The S&P 500 closed +1.5% (its 22 record close of 2020), the NAS100 +1%, and Russell +0.9%. Yet if we look under the hood we see utilities were easily the best performing sector, which is typically a red flag for me. REITS, communication services and healthcare were not far behind. Breadth was solid with 93% of stocks higher on the day, while 1.77m S&P 500 futures were traded which is still a tad on the light side.
In the options world though things get spicy, where 4.97m SPY ETF (S&P 500 ETF) options were traded, which is punchy. The strike with the biggest change in open interest coming in the 376 strike (expires 25 September), which given current levels in the SPY ETF is a bet on 5.3% more upside through that period. What's interesting is if you see the broader volatility space, we see the VIX +0.45 vols to 26.57% - so, yet another day where equities are up and implied volatility is also higher. Break it down and we see S&P 500 1-month call volatility gaining 1.77, relative to no change in 1-month put vol. All the talk is that market makers are short gamma, given traders have been buying out of the-money equity calls (right for upside/bullish) and as the S&P 500 rallies then market makers need to cover. This means buying stocks or S&P 500 futures. It’s all flow driving the show.

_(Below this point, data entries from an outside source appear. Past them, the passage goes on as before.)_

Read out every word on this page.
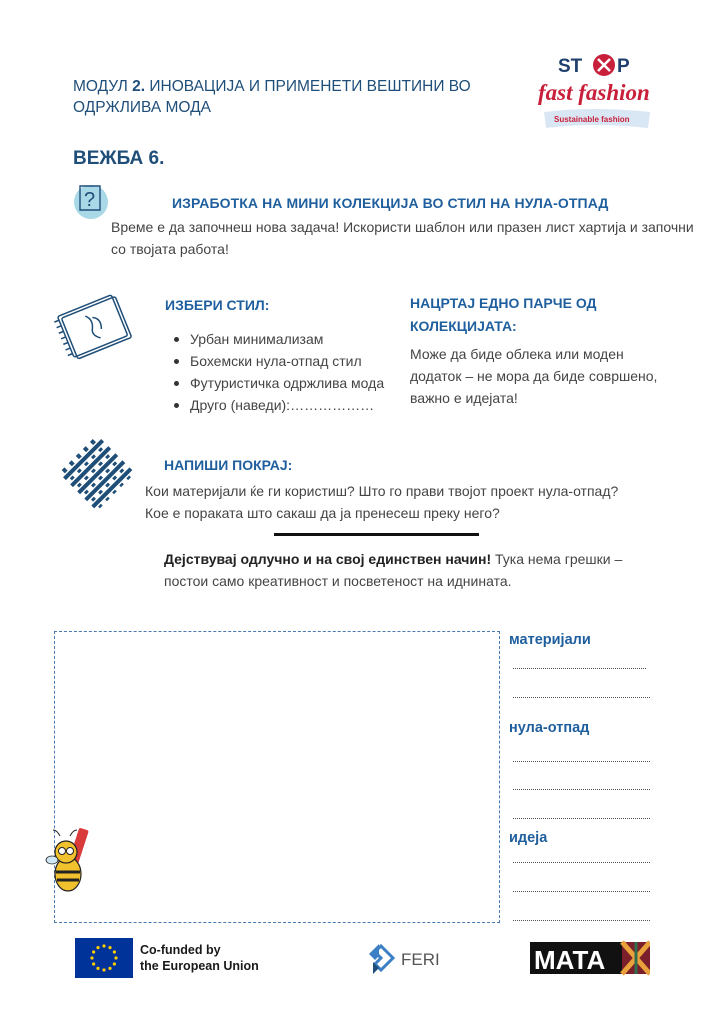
МОДУЛ 2. ИНОВАЦИЈА И ПРИМЕНЕТИ ВЕШТИНИ ВО ОДРЖЛИВА МОДА
ST P
fast fashion
Sustainable fashion
ВЕЖБА 6.
?	ИЗРАБОТКА НА МИНИ КОЛЕКЦИЈА ВО СТИЛ НА НУЛА-ОТПАД
Време е да започнеш нова задача! Искористи шаблон или празен лист хартија и започни со твојата работа!
ИЗБЕРИ СТИЛ:
Урбан минимализам
Бохемски нула-отпад стил
Футуристичка одржлива мода
Друго (наведи):………………
НАЦРТАЈ ЕДНО ПАРЧЕ ОД КОЛЕКЦИЈАТА:
Може да биде облека или моден додаток – не мора да биде совршено, важно е идејата!
НАПИШИ ПОКРАЈ:
Кои материјали ќе ги користиш? Што го прави твојот проект нула-отпад? Кое е пораката што сакаш да ја пренесеш преку него?
Дејствувај одлучно и на свој единствен начин! Тука нема грешки – постои само креативност и посветеност на иднината.
материјали
нула-отпад
идеја
Co-funded by
the European Union	FERI	MATA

But look elsewhere and despite the strong yet defensive (sectors), equity tape things were not so rosy. Credit markets were unchanged, crude closed 2.7% lower, US Treasuries are unchanged out to 10yrs, but then we see yields lower in 10s (-2bp) and 30s (-4bp). Inflation expectations (breakevens) are 4bp lower, so ‘real’ Treasury yields are 4bp higher in 5-year Treasuries and 2bp in 10s. Equity didn’t mind one bit, although value has certainly outperformed growth as a factor, with Apple -2.1% on the day.
The USD has found further short covering here, with the USDX +0.31%, driven as we always expect by EURUSD which is 0.5% lower at 1.1853. Just off the lows of 1.1822 with support into the 20-day MA. The AUDUSD is not far off at 0.7337, with buyers into the 5-day EMA. The NOK is the weakest link in G10 FX, but that's not surprising given Brent crude is lower. AUDJPY is -0.26%. If we want to use this as a risk proxy in FX, although the cross has come off the earlier low of 77.53, but 1-week volatility hasn’t moved to any extent.
Gold has had a reasonable flush out, with price down 1.4%. While silver is 2.4% lower and we’ve seen selling in crypto’s. This makes sense given the USD flow and real yield dynamics.
(USDCHF daily)
So, some interesting dynamics at hand and on any other day you could argue equity should be lower given the real yield, crude and USD moves. But this is a world driven by flow and the options world is playing a big part of it. Stay long it seems, even if it all seems incredibly perplexing. The bigger issue for me is what to do with the USD. Buy this early resurgence or apply new shorts and which cross to go for ahead of weekly jobless claims (00:00 AEST – consensus 950k, continuing claims 14m), services ISM (00:00 AEST – 57.0) and payrolls tomorrow (consensus 1.35m). USDCHF is perhaps my go-to here, as I see divergence in play and price looks to be putting in a bottom. If we see a break of the trend and I’d be tempted with a nibble, adding if and when the set-up looked more compelling.